Le regard du beau Joris se fait soudain plus coquin.

— Je peux demander à Reynald, lance-t-il sur un ton mielleux. Je suis sûr… non, certain qu’il sera intéressé par cette "opportunité", ajoute-t-il en appuyant ce dernier mot et en haussant les sourcils, le regard de biais.

Hugo rougit, lève les yeux au ciel et secoue la tête en replaçant une mèche de cheveux derrière son oreille.

— Je vois pas de quoi tu parles…

— Arrête de faire ta prude, il m’a soulé toute la journée ! "Et pourquoi Hugo me répond pas ?" et bla bla bli et bla bla bla !

— Tu lui as dit quoi ?

— Je lui ai proposé un p’tit moment détente dans les douches des vestiaires, mais il a répondu qu’il se réservait pour toi. Je crois qu’il est accro.

Joris attrape une part de pizza et croque un morceau aussi large que sa bouche.

— J’hésite… reprend Hugo en fronçant les sourcils. J’avoue que c’est un beau garçon, et vu ce que tu en dis, ses performances ne sont pas à prouver, mais…

Joris l’interrompt en levant les yeux au ciel.

— Mais quoi, Hugo ? C’est quoi le problème cette fois ?

Il croise les bras devant lui et hoche la tête, les yeux écarquillés et accusateurs braqués sur Hugo.

— Bah… est-ce que c’est le bon moment ? J’veux dire, je pars pour un moment alors… une relation à distance, est-ce que ça vaut le coup ?

Joris se redresse, l’air surpris.

— Oh… j’ai cru que t’allais trouver une de tes excuses bidons pour le ghoster.

— Une de mes quoi ? s’étonne Hugo, l’air effaré.

— Ne fais pas l’innocent, tu sais parfaitement de quoi je parle, ajoute Joris en secouant la tête. Pierre et ses grands pieds. Jordan et sa barbe qui te grattait. Kevin et son déo qui te donnait soi-disant des allergies. Et le pompon : Hakim, le plus beau mec que j’ai jamais vu et à qui tu reprochais, et je te cite, "qu’il mettait trop de gel dans ses cheveux" !

Gêné, Hugo baisse la tête en serrant les lèvres.

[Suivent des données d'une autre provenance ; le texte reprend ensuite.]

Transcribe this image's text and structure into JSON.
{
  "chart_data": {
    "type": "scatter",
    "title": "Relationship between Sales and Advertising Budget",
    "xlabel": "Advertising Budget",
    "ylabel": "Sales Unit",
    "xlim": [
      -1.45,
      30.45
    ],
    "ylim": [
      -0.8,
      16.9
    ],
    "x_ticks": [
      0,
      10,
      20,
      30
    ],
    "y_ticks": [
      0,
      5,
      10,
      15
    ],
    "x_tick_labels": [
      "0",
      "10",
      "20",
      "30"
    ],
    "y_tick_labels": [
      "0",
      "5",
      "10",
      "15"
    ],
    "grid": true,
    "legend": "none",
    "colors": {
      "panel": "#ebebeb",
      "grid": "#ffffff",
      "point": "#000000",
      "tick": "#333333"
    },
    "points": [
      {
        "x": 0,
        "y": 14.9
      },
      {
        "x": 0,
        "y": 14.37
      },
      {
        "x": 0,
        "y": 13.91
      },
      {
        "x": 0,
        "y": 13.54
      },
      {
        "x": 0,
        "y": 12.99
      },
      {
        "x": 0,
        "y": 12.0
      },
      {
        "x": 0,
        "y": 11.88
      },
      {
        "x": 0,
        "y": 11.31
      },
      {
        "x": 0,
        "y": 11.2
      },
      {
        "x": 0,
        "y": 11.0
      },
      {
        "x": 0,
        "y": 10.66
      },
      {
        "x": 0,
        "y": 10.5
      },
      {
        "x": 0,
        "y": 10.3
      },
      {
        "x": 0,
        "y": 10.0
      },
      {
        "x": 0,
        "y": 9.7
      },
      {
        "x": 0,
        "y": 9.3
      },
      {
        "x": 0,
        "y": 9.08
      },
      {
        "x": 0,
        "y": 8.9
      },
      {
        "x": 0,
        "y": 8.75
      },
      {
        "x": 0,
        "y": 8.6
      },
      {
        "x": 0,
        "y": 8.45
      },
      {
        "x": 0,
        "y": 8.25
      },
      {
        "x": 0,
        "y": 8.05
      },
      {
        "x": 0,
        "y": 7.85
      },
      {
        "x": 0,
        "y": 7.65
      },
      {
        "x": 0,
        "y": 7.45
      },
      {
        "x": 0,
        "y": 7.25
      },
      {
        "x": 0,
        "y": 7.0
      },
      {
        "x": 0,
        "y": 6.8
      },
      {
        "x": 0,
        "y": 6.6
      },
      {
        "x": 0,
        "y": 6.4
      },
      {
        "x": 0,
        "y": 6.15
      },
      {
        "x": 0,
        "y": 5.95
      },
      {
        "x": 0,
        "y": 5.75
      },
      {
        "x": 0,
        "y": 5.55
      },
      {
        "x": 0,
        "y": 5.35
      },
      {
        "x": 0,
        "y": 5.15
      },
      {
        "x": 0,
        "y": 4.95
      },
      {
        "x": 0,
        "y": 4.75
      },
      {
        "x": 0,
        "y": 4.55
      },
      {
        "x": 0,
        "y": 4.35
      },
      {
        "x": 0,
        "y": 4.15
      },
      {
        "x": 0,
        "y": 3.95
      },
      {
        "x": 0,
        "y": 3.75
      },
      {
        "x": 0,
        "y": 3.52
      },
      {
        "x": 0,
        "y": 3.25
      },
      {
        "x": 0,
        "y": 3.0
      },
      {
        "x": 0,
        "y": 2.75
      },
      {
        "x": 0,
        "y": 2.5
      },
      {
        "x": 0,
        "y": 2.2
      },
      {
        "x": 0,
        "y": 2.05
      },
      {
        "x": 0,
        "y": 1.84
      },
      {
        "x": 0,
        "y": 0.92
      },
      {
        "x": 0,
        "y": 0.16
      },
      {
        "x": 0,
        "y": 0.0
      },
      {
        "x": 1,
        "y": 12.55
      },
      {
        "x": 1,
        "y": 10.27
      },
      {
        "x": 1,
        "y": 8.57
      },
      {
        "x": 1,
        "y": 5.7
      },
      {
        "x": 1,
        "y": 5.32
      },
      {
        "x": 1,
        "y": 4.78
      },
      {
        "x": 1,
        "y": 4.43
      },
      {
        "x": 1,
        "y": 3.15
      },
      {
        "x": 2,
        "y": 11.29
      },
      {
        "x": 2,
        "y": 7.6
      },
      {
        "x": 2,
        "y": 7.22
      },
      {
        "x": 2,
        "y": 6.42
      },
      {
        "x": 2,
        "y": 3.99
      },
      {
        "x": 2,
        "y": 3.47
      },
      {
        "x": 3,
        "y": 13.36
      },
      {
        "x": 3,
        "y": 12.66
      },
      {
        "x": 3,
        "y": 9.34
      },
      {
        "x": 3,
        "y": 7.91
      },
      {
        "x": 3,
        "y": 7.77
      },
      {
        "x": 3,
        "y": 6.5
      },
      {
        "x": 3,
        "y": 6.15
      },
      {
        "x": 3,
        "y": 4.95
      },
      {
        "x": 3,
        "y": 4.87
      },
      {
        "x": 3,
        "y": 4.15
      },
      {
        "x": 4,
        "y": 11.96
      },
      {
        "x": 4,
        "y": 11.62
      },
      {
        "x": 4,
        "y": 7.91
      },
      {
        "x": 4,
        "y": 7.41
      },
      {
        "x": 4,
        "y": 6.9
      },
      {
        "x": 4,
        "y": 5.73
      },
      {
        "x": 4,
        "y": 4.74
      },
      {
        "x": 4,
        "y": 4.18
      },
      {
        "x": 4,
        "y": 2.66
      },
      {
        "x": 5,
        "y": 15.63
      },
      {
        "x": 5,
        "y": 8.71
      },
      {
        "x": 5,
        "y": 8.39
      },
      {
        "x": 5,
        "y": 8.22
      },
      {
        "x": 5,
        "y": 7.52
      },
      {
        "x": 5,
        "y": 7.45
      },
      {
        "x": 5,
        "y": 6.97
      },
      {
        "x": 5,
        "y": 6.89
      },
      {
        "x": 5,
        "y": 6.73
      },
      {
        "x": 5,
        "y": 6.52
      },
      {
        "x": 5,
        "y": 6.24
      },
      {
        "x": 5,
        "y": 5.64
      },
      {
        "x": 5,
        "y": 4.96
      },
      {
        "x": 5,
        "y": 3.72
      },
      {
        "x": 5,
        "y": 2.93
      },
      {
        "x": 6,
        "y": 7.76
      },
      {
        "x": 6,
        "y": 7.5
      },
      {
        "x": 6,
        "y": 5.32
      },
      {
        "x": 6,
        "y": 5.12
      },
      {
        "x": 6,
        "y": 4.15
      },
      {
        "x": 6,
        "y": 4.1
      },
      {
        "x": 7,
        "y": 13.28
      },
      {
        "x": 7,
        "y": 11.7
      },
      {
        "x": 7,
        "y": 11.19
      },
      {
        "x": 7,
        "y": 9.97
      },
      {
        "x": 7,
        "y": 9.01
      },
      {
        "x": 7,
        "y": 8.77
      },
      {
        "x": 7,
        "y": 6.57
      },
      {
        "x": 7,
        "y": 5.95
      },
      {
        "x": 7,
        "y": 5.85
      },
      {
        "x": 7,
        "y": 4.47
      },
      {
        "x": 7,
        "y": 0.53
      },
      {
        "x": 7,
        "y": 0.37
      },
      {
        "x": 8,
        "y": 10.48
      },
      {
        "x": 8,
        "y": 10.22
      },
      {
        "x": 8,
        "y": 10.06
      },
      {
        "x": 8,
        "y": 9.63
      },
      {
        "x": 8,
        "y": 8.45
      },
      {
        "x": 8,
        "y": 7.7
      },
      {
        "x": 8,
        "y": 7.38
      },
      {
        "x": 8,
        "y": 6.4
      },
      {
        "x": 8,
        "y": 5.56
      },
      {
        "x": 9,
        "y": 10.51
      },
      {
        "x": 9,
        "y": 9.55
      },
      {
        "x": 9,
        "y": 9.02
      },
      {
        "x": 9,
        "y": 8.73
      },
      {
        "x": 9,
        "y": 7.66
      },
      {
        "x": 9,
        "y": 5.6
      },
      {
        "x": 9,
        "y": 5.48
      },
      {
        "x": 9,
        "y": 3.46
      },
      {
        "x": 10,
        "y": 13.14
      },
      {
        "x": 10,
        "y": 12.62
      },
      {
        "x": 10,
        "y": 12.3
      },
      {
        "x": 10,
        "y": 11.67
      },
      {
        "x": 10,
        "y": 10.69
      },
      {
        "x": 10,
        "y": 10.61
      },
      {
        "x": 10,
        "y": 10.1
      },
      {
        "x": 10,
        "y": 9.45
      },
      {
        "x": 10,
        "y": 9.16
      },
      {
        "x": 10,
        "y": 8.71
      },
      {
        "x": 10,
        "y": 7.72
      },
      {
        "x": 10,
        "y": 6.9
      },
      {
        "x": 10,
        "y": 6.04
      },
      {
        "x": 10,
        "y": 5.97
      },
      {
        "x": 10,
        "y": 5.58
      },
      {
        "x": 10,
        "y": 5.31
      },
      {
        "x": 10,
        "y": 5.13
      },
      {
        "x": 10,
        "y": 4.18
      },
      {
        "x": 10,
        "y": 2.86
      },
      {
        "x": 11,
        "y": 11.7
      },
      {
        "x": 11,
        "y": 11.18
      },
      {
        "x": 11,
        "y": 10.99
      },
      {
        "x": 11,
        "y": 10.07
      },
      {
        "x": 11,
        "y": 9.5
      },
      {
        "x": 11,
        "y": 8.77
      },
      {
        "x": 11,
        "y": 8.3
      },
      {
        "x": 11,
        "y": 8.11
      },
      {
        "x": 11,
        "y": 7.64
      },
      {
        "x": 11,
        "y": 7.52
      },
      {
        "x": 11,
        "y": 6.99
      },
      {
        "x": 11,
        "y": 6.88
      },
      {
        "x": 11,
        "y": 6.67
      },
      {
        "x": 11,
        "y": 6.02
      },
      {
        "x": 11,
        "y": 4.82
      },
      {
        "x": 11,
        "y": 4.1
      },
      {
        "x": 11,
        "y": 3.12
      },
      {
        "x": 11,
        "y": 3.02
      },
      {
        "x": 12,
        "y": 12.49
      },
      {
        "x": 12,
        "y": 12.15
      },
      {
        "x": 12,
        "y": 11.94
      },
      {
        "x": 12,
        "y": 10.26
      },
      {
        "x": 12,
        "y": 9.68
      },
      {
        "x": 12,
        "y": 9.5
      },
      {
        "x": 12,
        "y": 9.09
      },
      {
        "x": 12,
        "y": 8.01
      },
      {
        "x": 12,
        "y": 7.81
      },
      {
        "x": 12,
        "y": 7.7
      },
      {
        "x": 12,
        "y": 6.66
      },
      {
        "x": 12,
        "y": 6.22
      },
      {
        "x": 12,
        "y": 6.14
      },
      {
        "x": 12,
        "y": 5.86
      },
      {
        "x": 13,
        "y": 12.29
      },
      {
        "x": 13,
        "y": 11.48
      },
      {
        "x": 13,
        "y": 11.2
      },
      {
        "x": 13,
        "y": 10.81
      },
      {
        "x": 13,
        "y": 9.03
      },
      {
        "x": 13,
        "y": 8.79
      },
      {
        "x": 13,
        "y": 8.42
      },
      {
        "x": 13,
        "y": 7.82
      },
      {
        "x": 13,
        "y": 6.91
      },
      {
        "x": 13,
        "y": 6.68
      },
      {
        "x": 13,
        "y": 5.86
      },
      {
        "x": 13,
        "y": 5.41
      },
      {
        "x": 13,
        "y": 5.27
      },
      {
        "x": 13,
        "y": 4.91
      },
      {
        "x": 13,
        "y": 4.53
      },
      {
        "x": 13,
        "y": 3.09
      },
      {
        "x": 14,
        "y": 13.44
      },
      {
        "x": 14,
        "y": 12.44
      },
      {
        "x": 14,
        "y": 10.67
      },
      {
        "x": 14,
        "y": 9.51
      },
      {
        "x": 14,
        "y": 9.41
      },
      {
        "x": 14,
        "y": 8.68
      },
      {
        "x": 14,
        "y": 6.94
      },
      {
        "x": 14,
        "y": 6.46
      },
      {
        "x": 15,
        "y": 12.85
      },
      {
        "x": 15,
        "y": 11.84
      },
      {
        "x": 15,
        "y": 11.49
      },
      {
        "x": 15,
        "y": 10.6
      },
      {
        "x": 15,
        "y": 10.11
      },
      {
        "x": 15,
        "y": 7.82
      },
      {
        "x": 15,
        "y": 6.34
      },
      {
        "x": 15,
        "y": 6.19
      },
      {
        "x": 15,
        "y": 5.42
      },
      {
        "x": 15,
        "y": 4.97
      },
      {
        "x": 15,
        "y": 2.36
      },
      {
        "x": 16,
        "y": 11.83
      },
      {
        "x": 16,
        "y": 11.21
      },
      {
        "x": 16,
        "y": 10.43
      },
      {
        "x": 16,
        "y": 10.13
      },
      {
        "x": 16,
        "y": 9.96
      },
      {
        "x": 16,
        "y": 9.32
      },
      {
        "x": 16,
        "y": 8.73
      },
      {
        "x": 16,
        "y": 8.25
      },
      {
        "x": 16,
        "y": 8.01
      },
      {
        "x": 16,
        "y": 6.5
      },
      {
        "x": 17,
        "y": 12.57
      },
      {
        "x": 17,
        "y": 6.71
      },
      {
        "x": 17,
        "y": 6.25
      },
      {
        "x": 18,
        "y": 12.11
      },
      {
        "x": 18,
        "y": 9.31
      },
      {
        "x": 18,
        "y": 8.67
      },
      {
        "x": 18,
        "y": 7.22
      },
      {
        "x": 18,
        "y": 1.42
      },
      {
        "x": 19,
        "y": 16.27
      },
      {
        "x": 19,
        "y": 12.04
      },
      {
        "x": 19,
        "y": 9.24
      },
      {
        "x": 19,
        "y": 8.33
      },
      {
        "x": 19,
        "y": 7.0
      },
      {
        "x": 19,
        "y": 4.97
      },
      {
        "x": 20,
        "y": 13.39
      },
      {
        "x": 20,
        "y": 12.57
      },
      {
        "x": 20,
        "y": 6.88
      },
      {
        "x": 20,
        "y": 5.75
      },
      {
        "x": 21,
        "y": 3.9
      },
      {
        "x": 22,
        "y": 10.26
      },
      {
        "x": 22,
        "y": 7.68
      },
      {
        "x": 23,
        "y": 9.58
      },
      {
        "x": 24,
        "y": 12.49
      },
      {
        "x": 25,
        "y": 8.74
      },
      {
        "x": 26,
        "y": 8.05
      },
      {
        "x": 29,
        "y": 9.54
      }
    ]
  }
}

— Tu es le pro pour t’inventer des problèmes imaginaires, avoue-le.

Hugo soupire et lève les yeux au ciel en secouant la tête.

— Oui, j’avoue ! C’est bon… c’est juste que…

Hugo hésite, ses joues rosissent et il se racle la gorge nerveusement.

— Je suis nul pour rompre… je déteste avoir à faire ça alors j’invente des excuses…

Joris éclate de rire et manque de tomber de son siège. Hugo se renfrogne, croise les bras devant lui et détourne le regard.

— Oh bon sang ! Arrête ! Tu vas me tuer ! s’esclaffe Joris en se tenant le ventre, le visage inondé de larmes. Tu veux dire que c’est ça ta façon de rompre ? Je croyais juste que tu faisais ton difficile, s’avaient l’air d’être des types cool. Enfin, Hakim, j’en suis sûr, je me le suis tapé le soir même, donc…

— Alors qu’on venait juste de rompre ? T’es gonflé, reprend Hugo sur un ton faussement choqué.

— Fais pas genre, tu l’as jeté comme une merde, il fallait bien que quelqu’un le console.

— Oh ! Pardonnez-moi, Mère Teresa des tarlouzes ! lance Hugo en agitant les mains devant lui.

Le silence retombe et tous les deux échangent un regard plein de sous-entendus. Subitement, ils éclatent et leurs rires inondent le salon.